Carbohydrates: Instead of choosing snacks with only refined sugars opt for those with more complicated carbohydrates like whole grain foods and fruits and vegetables. It contains carbohydrates and the kind of carbohydrates that are known to give lasting energy and fiber which is essential for good bowel.

Proteins: Ensure the snacks you choose are rich in protein, these include; yogurt, nuts, or hummus. Protein aids to reduce hunger deeds and enhances muscle retention.

Fats: Choose snacks that contain healthy fats including avocados, nuts and seeds. Reduce on snacks that are prepared from saturated and trans fats, these are heart disease inducing.

Watch Out for Added Sugars

In consumption of more sugar it has impact on weight gain, diabetes and other side effects. Food labels in Canada indicate the total sugars present in the food together with sugars added during food preparation.
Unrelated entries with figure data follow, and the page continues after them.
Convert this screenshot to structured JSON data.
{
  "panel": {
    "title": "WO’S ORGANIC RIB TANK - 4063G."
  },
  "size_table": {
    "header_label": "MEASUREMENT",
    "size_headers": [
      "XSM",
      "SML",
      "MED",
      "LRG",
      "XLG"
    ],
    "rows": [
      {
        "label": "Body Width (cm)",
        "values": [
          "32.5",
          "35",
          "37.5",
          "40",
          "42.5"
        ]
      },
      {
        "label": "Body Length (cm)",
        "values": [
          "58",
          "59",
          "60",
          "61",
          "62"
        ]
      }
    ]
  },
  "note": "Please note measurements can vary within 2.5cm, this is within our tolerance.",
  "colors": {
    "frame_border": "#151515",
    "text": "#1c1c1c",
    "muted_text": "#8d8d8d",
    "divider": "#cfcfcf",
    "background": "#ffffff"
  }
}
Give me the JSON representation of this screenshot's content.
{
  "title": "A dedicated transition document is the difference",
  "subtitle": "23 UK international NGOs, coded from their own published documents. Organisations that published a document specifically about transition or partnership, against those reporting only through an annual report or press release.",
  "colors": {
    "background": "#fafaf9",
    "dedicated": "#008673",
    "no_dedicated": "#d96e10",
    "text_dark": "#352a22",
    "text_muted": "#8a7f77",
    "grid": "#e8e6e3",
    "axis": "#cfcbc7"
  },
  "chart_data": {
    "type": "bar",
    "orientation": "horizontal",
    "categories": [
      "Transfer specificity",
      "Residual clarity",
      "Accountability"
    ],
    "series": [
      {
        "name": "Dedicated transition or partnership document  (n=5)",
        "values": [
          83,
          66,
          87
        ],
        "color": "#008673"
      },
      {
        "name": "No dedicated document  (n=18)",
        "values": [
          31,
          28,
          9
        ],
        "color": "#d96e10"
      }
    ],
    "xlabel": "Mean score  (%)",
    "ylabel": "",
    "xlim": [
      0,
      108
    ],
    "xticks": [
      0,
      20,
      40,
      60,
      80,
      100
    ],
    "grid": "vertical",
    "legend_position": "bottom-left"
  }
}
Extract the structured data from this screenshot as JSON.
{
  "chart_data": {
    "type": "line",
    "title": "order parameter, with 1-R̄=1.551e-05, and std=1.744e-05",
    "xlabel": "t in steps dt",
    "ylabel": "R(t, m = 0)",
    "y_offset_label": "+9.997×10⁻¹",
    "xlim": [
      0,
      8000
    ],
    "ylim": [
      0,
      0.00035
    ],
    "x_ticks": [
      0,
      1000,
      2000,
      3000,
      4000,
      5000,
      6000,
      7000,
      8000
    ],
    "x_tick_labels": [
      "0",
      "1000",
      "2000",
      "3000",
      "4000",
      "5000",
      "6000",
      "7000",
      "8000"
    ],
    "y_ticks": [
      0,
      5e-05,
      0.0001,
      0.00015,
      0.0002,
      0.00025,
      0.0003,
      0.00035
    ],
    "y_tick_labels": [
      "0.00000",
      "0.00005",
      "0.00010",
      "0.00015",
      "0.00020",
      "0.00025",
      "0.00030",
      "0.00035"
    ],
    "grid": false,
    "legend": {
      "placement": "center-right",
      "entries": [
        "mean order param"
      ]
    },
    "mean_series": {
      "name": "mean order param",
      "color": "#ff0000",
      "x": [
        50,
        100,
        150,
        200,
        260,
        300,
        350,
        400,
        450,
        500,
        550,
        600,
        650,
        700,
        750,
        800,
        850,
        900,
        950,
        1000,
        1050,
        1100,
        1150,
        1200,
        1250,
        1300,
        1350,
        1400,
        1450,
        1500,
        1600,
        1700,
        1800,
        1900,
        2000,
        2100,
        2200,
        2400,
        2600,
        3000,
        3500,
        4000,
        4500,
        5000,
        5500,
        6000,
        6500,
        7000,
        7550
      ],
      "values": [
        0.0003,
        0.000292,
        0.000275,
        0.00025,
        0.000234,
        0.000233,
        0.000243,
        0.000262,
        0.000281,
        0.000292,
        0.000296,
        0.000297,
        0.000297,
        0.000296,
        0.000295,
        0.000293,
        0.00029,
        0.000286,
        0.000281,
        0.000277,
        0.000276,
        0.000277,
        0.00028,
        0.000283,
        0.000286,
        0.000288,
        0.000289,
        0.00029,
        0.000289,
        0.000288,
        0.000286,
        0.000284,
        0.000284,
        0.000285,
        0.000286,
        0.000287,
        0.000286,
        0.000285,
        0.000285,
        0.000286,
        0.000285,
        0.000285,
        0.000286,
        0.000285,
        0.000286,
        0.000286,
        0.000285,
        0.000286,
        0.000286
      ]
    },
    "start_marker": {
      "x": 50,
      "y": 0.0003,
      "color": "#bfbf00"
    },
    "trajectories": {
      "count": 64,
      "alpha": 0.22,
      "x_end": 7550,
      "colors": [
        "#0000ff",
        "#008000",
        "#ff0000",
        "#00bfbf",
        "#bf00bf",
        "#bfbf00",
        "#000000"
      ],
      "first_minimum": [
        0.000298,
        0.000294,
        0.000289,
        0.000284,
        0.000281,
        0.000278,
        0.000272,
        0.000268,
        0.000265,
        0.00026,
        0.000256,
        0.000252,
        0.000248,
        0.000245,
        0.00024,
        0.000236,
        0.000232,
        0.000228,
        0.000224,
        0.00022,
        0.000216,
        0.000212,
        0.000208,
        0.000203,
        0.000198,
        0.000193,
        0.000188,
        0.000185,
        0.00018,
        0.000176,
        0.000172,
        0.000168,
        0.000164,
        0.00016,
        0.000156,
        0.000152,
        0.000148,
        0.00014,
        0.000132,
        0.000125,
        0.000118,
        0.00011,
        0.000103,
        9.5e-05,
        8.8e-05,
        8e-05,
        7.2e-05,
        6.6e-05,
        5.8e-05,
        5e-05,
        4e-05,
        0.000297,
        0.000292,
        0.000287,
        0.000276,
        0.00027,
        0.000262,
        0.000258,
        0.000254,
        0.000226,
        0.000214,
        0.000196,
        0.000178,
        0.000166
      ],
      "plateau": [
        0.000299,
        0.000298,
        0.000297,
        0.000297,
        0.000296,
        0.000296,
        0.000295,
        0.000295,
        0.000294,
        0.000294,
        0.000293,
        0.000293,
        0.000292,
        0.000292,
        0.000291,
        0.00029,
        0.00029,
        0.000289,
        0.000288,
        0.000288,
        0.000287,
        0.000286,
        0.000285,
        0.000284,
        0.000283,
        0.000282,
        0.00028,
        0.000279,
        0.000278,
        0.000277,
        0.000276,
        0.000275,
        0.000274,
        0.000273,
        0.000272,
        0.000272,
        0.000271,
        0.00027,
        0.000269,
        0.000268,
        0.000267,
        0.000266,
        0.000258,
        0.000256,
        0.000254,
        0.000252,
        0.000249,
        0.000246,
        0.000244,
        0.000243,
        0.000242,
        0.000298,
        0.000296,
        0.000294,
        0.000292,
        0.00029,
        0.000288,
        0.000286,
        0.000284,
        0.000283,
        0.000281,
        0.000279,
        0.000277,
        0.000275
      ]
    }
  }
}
Select those snacks that are least processed and contain low amounts of sugars and for those that are naturally sweet, such as fruits or unsweetened yogurt.

 

Keep Sodium in Check

Most of the processed snacks contain plenty of sodium which is a leading cause of high blood pressure and other related health complications. The %DV for sodium on the nutrition facts label will allow you to compare a snack to a low or high sodium food. It is recommended that individual must go for snacks that has sodium density of less than 5% DV per serving.

 

Conclusion

To make the right healthy snacking choices it is crucial to know how to correctly understand and use nutrition facts labels in Canada. You can then choose snacks based on serving sizes, fats content, total calories and added sugars as well as sodium. Remember it does not take much practice to make a practice out of snacking wisely to your body.